Forbidden Public Claim
Do not say or imply:
- Mimesis improves visual design quality.
- The visual workbench is externally validated.
- The result is statistically significant.
- The owner verdict is the same as an external blind panel.
- The retina loop improves human-perceived visual quality.
- The private
mimesis-pluginworkbench is public proof. - Digital Factory is a production product, customer proof, adoption evidence, or commercial validation.
Redaction Rules
Do not publish the raw boards, screenshots, HTML, decode files, or private workbench paths as public product proof.
If a later public packet includes images, it must redact or crop:
- real names and handles,
- raw owner quotes,
- portfolio details that are not already public-safe,
- unreconciled project-status facts,
- financial or trading numbers,
- third-party reference screenshots,
- sealed/decode files without chronology,
- any copy implying customer or commercial validation.
The publishable unit is not the raw artifact. The publishable unit is:
source set -> condition labels -> observed verdict -> failure mode -> banned claims -> next gate
Marketing Use
This is useful marketing only because it lowers the claim ceiling.
Bad marketing:
Mimesis makes AI design better.
Allowed marketing:
Mimesis Engineering is being rebuilt through failure packets. The visual case showed that explicit rules and automated visual loops can lose to better-matched anchors and human taste gates.

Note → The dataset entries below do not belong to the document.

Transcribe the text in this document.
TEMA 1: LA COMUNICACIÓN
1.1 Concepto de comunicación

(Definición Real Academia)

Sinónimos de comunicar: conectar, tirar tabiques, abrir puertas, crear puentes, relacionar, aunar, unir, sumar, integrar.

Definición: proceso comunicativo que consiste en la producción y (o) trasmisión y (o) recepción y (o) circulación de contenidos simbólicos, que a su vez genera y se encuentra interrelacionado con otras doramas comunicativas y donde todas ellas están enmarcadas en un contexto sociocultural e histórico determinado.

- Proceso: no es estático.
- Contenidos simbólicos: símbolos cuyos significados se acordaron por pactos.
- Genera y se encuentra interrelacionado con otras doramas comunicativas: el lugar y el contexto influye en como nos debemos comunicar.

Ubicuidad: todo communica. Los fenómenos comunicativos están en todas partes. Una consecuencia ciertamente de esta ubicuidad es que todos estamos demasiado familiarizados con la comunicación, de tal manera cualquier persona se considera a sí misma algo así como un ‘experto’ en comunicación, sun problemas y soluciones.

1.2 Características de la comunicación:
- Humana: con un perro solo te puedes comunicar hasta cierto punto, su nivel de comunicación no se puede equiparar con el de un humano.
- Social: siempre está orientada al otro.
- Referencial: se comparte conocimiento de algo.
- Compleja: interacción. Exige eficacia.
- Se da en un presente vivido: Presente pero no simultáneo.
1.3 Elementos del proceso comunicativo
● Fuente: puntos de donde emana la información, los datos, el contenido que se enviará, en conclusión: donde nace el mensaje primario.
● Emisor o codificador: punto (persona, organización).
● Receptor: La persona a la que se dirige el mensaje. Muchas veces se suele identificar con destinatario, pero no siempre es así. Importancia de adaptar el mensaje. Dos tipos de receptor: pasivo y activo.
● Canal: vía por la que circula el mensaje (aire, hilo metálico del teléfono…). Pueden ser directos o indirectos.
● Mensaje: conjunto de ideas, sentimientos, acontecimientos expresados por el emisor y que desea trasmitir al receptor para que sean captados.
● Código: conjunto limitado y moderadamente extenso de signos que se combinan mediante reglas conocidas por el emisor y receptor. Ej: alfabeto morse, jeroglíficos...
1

Weak Evidence And Reconciliation Notes
These points stay visible so the artifact cannot become a victory story later:
| weak point | why it matters | current handling |
|---|---|---|
| Single owner judge | The owner is relevant for the owner’s own portfolio hero, but this is not an external user panel. | Call it an owner verdict, not external validation. |
| Single task and model family | One hero task cannot prove a general design law. | Treat as directional failure evidence only. |
| EXP-006 lacks per-code ranking | Without a forced ranking, no reliable frontier-vs-naked average can be claimed. | Use only as weak/context evidence. |
| Retina metric conflict | The loop changed measurable surface properties, but later human preference rejected the changed version. | Claim visual change, not human-preference improvement. |
| Internal project-status wording conflict | Some workbench materials use different maturity wording for the underlying product idea. | Do not publish unreconciled status facts or raw boards. |
Next Proof
The next stronger artifact is not a prettier screenshot.
It is one of:
- a redacted before/after board with condition labels and no sensitive raw context,
- an external blind panel with at least five evaluators,
- a Playwright or BackstopJS visual regression harness that proves visual change while keeping human preference separate,
- or a revised visual Mimesis module that states target-aesthetic fit and human verdict gates before claiming improvement.
Until then, the public claim remains:
visual Mimesis failure evidence exists locally, and the main public value is the banned-claim boundary.